Al Gedicks is an environmental sociologist and Indigenous rights activist and scholar. He has written extensively about Indigenous and popular resistance to ecologically destructive mining and oil projects. In 1977 he founded the Center for Alternative Mining Development Policy and assisted the Mole Lake Sokaogon Ojibwe Tribe in successfully resisting Exxon’s proposed zinc sulfide mine upstream from the tribe’s sacred wild rice beds. From 1995-1998, he worked with the Wolf Watershed Educational Project to mobilize public support for Wisconsin’s landmark “Prove It First” Mining Moratorium Law. He is emeritus professor of sociology at the University of Wisconsin-La Crosse and the Executive Secretary of the Wisconsin Resources Protection Council, a statewide environmental organization to educate the public about metallic sulfide mining projects in the upper Midwest.

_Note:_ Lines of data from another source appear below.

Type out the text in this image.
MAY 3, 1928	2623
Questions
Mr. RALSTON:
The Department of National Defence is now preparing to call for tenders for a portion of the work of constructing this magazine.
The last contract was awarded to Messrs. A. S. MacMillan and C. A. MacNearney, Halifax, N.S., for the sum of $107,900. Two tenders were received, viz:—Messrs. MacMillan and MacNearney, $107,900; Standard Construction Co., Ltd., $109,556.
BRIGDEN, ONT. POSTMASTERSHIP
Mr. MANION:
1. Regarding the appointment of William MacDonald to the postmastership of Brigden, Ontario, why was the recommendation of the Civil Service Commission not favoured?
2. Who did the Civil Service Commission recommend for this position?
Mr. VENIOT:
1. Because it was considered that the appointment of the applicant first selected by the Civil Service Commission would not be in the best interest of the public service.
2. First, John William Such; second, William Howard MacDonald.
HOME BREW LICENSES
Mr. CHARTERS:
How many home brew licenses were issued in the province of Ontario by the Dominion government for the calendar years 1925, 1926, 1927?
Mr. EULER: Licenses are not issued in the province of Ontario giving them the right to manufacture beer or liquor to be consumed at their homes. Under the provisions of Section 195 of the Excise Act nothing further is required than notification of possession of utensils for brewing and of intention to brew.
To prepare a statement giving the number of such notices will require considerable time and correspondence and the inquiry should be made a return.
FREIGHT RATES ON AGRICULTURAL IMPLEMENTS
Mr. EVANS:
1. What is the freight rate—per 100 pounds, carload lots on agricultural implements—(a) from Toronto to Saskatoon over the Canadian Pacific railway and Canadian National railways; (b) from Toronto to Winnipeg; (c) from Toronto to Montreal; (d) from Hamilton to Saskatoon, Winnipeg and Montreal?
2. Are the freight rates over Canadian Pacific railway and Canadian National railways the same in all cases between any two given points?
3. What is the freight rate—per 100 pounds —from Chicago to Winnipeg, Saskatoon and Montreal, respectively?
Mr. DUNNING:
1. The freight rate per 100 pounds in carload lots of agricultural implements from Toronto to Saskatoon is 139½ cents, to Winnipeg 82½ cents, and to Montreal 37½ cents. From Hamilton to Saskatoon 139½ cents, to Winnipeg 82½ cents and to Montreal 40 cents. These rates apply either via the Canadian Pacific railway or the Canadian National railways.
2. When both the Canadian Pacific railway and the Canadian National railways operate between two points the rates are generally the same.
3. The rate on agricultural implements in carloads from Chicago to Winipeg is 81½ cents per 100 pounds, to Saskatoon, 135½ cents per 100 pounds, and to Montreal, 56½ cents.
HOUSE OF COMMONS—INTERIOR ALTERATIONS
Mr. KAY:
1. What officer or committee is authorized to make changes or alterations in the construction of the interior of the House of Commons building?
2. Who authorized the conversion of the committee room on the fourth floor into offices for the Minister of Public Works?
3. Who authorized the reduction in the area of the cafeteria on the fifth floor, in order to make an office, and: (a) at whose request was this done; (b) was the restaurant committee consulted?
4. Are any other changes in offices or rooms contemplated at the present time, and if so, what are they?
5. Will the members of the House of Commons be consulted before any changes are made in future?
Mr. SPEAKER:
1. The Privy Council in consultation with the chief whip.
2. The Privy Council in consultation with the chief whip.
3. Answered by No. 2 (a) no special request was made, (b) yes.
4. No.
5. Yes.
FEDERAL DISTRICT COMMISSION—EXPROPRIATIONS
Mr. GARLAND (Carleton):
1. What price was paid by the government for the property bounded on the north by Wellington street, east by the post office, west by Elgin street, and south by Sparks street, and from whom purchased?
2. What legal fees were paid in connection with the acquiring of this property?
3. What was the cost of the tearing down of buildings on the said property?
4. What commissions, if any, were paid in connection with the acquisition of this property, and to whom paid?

He is presently working with the Menominee Nation and the Coalition to SAVE the Menominee River to oppose the Back Forty project next to the Menominee Rivers.
Tom Jerow has served on the Board of Directors for Wisconsin’s Green Fire since inception in 2014. Wisconsin’s Green Fire supports our conservation legacy by promoting science-based management of Wisconsin’s natural resources. He is a member of the Water Resources/Environmental Rules Working Group, leading the metallic mining sub-group. Tom retired from the Wisconsin DNR in 2013 after 34 years primarily in the water program. Tom had an ancillary role on the following mining proposals while working at Wisconsin DNR: the Lynne mining proposals, the Crandon mine proposal, the Gogebic Taconite Iron mining proposal, and post closure monitoring at the Flambeau mine in Ladysmith. Tom graduated in 1979 from the University of Wisconsin-Stevens Point with a degree in Soil Science and has done graduate level course work in hydrogeology.
Allison Werner is the Policy & Advocacy Director for the River Alliance of Wisconsin. She is a native of Racine, where she was the executive director of Root-Pike Watershed Initiative Network. Allison joined the River Alliance in April 2006 with an extensive background in watershed advocacy and environmental education. She has a Bachelor of Science in Biological Aspects of Conservation and Graduate Certificate in Nonprofit Management, both from the University of Wisconsin–Milwaukee. While she has had many roles at the River Alliance, at the core has always been empowering individuals and organizations to protect and restore the great waters of Wisconsin. This has included working to protect the Penokee Hills, the Willow Flowage, and the Wolf River from the threats of mining pollution.